Wednesday, September 3, 2008


Mellinger describes something I've vaguely felt from time to time but hadn't really thought about until now:

August is a month where talent takes over.

Anybody who lives the baseball season knows that the last month or so is a "low energy time" in ball. The All-Star break is past, and you're far enough along that monotony is setting in but not close enough to the end that you're giving that final push. The good teams are playing hard, because every game counts, they're in races, all that stuff, but even for them it can be a struggle. For the rest of baseball, the game's lower class, it's impossible to bring the same energy everybody has in April or the contenders have in September . . .

. . . When everybody's effort dips, on both sides, teams win on talent and little else. Fewer guys are grinding at bats, or doing the things during, before and after games that most of us don't notice, so they're winning (or losing) based more on their talent. Talent doesn't go anywhere. So if teams are operating at 85 percent instead of 95 percent, talent makes up a bigger part of that.
I've long criticized pro basketball for the obviousness with which teams mail in games during the season -- all season in the NBA, not just down the stretch -- but watching as much baseball as I have since I started this blog, I just can't ignore the fact that it happens in baseball too. It's not as obvious -- there are no man-on-man defensive breakdowns which stick out like in the NBA -- but it happens, especially on getaway days.

A guy behind in the count may give up a little easier than he might have in May. A leftfielder may run a little slower to retrieve that ball rattling around in the corner. Even a manager might decided to just let a guy get creamed longer than he may have earlier in the season, maybe to save the bullpen, but maybe to move things a long a bit too. Is this quantifiable? I can't see how. I can only say that I get the feeling that it's happening, even if I can only rarely point to a specific example.

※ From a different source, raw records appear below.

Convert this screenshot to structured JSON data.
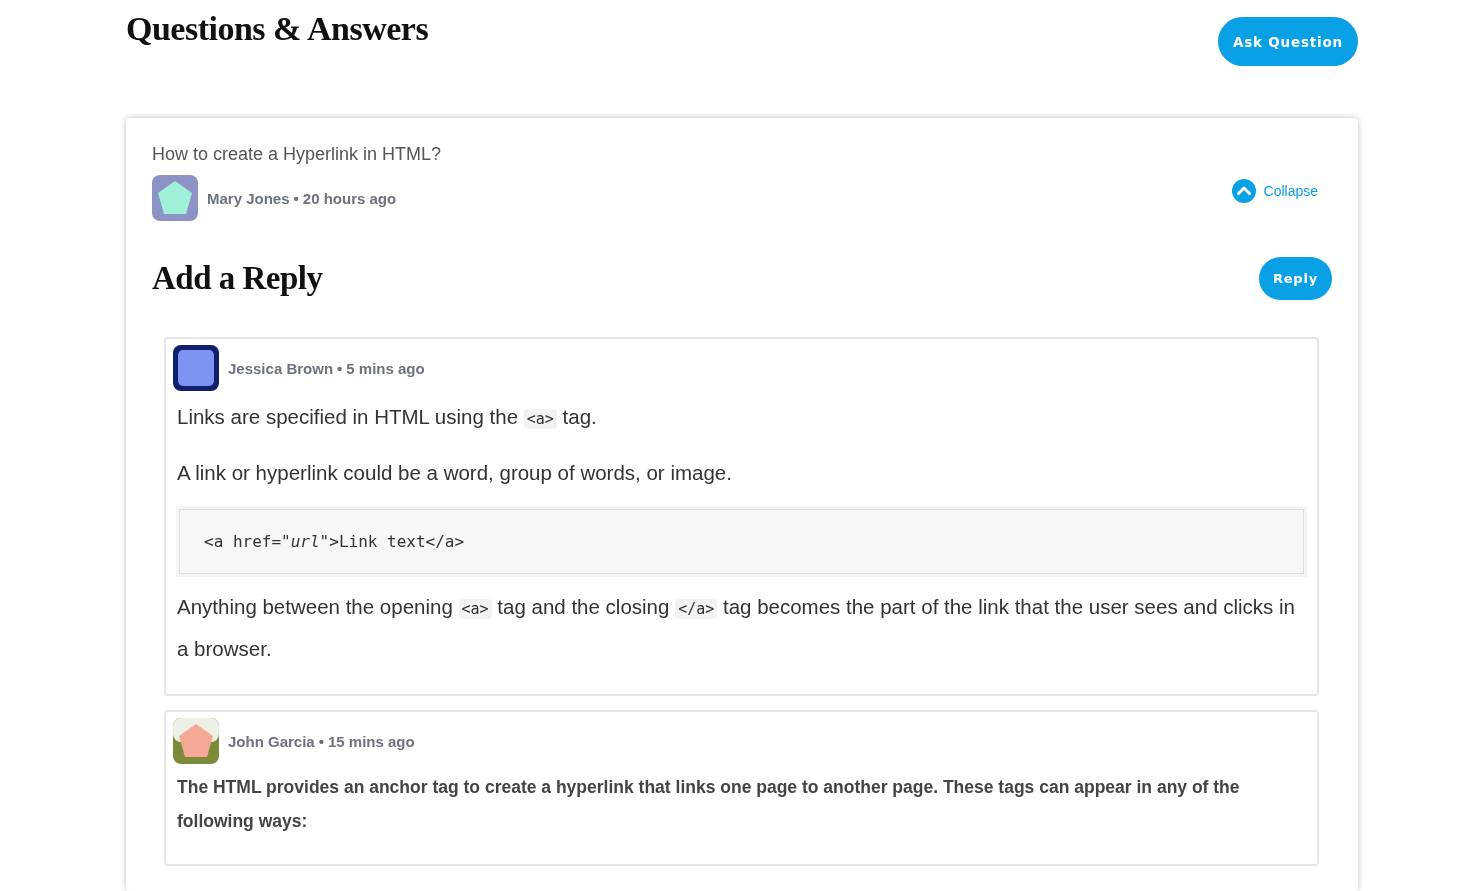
{
  "page_title": "Questions & Answers",
  "ask_button": "Ask Question",
  "meta_separator": "•",
  "question": {
    "title": "How to create a Hyperlink in HTML?",
    "author": "Mary Jones",
    "time": "20 hours ago",
    "collapse": "Collapse",
    "expanded": true
  },
  "reply_heading": "Add a Reply",
  "reply_button": "Reply",
  "replies": [
    {
      "author": "Jessica Brown",
      "time": "5 mins ago",
      "blocks": [
        {
          "kind": "paragraph",
          "parts": [
            {
              "kind": "text",
              "text": "Links are specified in HTML using the "
            },
            {
              "kind": "code",
              "text": "<a>"
            },
            {
              "kind": "text",
              "text": " tag."
            }
          ]
        },
        {
          "kind": "paragraph",
          "parts": [
            {
              "kind": "text",
              "text": "A link or hyperlink could be a word, group of words, or image."
            }
          ]
        },
        {
          "kind": "codeblock",
          "text": "<a href=\"*url*\">Link text</a>"
        },
        {
          "kind": "paragraph",
          "parts": [
            {
              "kind": "text",
              "text": "Anything between the opening "
            },
            {
              "kind": "code",
              "text": "<a>"
            },
            {
              "kind": "text",
              "text": " tag and the closing "
            },
            {
              "kind": "code",
              "text": "</a>"
            },
            {
              "kind": "text",
              "text": " tag becomes the part of the link that the user sees and clicks in a browser."
            }
          ]
        }
      ]
    },
    {
      "author": "John Garcia",
      "time": "15 mins ago",
      "blocks": [
        {
          "kind": "bold",
          "parts": [
            {
              "kind": "text",
              "text": "The HTML provides an anchor tag to create a hyperlink that links one page to another page. These tags can appear in any of the following ways:"
            }
          ]
        }
      ]
    }
  ]
}
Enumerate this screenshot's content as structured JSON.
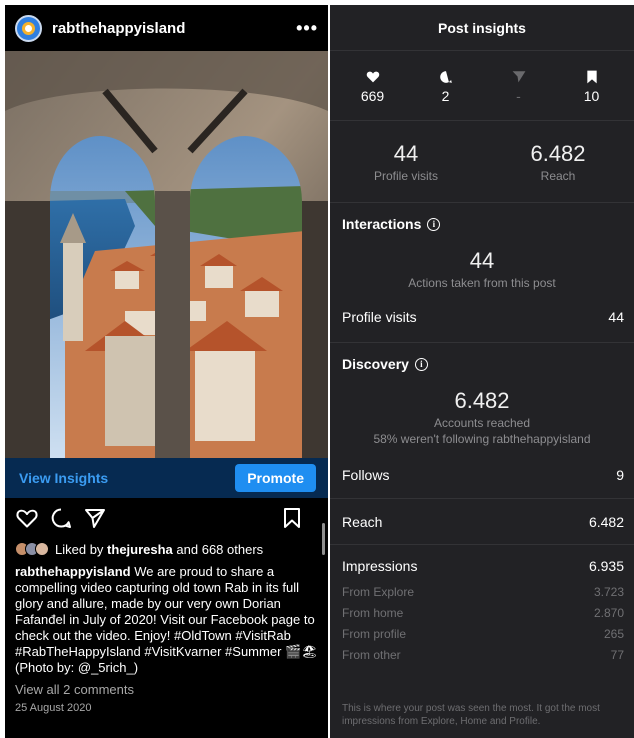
{
  "post": {
    "username": "rabthehappyisland",
    "more_label": "•••",
    "view_insights_label": "View Insights",
    "promote_label": "Promote",
    "liked_by_prefix": "Liked by",
    "liked_by_user": "thejuresha",
    "liked_by_suffix": "and 668 others",
    "caption_username": "rabthehappyisland",
    "caption_text": "We are proud to share a compelling video capturing old town Rab in its full glory and allure, made by our very own Dorian Fafanđel in July of 2020! Visit our Facebook page to check out the video. Enjoy! #OldTown #VisitRab #RabTheHappyIsland #VisitKvarner #Summer 🎬🏖 (Photo by: @_5rich_)",
    "view_comments_label": "View all 2 comments",
    "date": "25 August 2020"
  },
  "insights": {
    "title": "Post insights",
    "stats": [
      {
        "icon": "heart-icon",
        "value": "669"
      },
      {
        "icon": "comment-icon",
        "value": "2"
      },
      {
        "icon": "share-icon",
        "value": "-"
      },
      {
        "icon": "bookmark-icon",
        "value": "10"
      }
    ],
    "profile_visits_value": "44",
    "profile_visits_label": "Profile visits",
    "reach_value": "6.482",
    "reach_label": "Reach",
    "interactions": {
      "title": "Interactions",
      "actions_value": "44",
      "actions_label": "Actions taken from this post",
      "profile_visits_label": "Profile visits",
      "profile_visits_value": "44"
    },
    "discovery": {
      "title": "Discovery",
      "accounts_reached_value": "6.482",
      "accounts_reached_label": "Accounts reached",
      "not_following_text": "58% weren't following rabthehappyisland",
      "follows_label": "Follows",
      "follows_value": "9",
      "reach_label": "Reach",
      "reach_value": "6.482",
      "impressions_label": "Impressions",
      "impressions_value": "6.935",
      "sources": [
        {
          "label": "From Explore",
          "value": "3.723"
        },
        {
          "label": "From home",
          "value": "2.870"
        },
        {
          "label": "From profile",
          "value": "265"
        },
        {
          "label": "From other",
          "value": "77"
        }
      ]
    },
    "footer_text": "This is where your post was seen the most. It got the most impressions from Explore, Home and Profile."
  },
  "colors": {
    "accent_blue": "#1f8ef1",
    "insights_bar": "#062a51",
    "panel_bg": "#222225"
  }
}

Am I alone in this? Anybody else recently seen this kind of dogging it? Non-Manny answers only, please.


tHeMARksMiTh said...

I've said the Braves have been mailing it in since about oh July 29th.

melodyjbf said...

I don't know... it seems a little silly to suggest that talent and effort can be separated, and further that if everyone's putting in less effort, what's left over must be talent. I think someone's talent is more like a ceiling that their effort allows them to reach. Or better yet, it's simply the players who are in fact putting in effor that stand out.

Anonymous said...

Sheer exhaustion can't be excluded. There was a play in last night's Mets-Brewers game where Ricky Weekes was thrown out trying to stretch a single. Before the replay, the Mets announcers were wondering if he had busted out of the box. The replay clearly showed that he had. But--and granted, it took a great throw to get him--perhaps he simply had a little less in the tank. It's a long season, and they're all playing hurt (some, like Kevin Gregg, are playing injured and, by so doing hurting their teams). So, the same level of effort doesn't necessarily lead to the result that would have obtained earlier in the season.

mooseinohio said...

I suspect that it occurs to some extent however some of the talented guys may be the ones slacking as they rely on their talent to get through but guys who make teams as grinders tend to always be grinders. One could also make the opposite assertion that August is the time for the grinders to showcase their talents and earn spots for next year as September callups are often for the talent, especially talented draftees with limited minor league experience, to demonstrate their potential. So the mid-20's fourth/fifth outfielder on a team out of the playoff race (realistically about half) has to make his case in August and earn his spot or get the attention of another team for trade/FA considerations as they may see less playing time as a Drew Henson or Josh Booty (forgive the dated references) get playing time in September.

Michael said...

It happens. Guys are tired. Losing teams lose heart and want to go home.

Anonymous said...


Look no further than the A's. Before the ASG, their record was 51-44 and I was writing about the quality of their play, particularly the starting pitching and defense.

But Billy Beane had other ideas, and traded away Harden and Blanton. Then Duchscherer got hurt. Then the rookie lefty starters (Eveland and Smith) got exposed to longer starts because the bullpen had their own injuries and became unreliable.

Result: 12-31 since July 17, run differential has dropped from + 66 to - 41.

The trigger was the trades. The team drooped visibly. Mark Ellis of all people was guilty of poor quality at bats, as were most of the team, although his defense did not suffer. Really only Kurt Suzuki and Ryan Sweeney have maintained consistent approaches in the field and at the plate.

Getaway days immediately after the trades were clearly sub-par performances.

Luke said...

Craig, I know you don't really watch the Tigers games, but can't you tell from some of the wrap-ups that they're mailing it in? They have been even before they were out of the hunt (not just the players, the manager/GM too...keep trotting Sheffield out there instead of Joyce/Thames? Really? Inge is a starting catcher? Really? We have a chance with that rotation? Really?)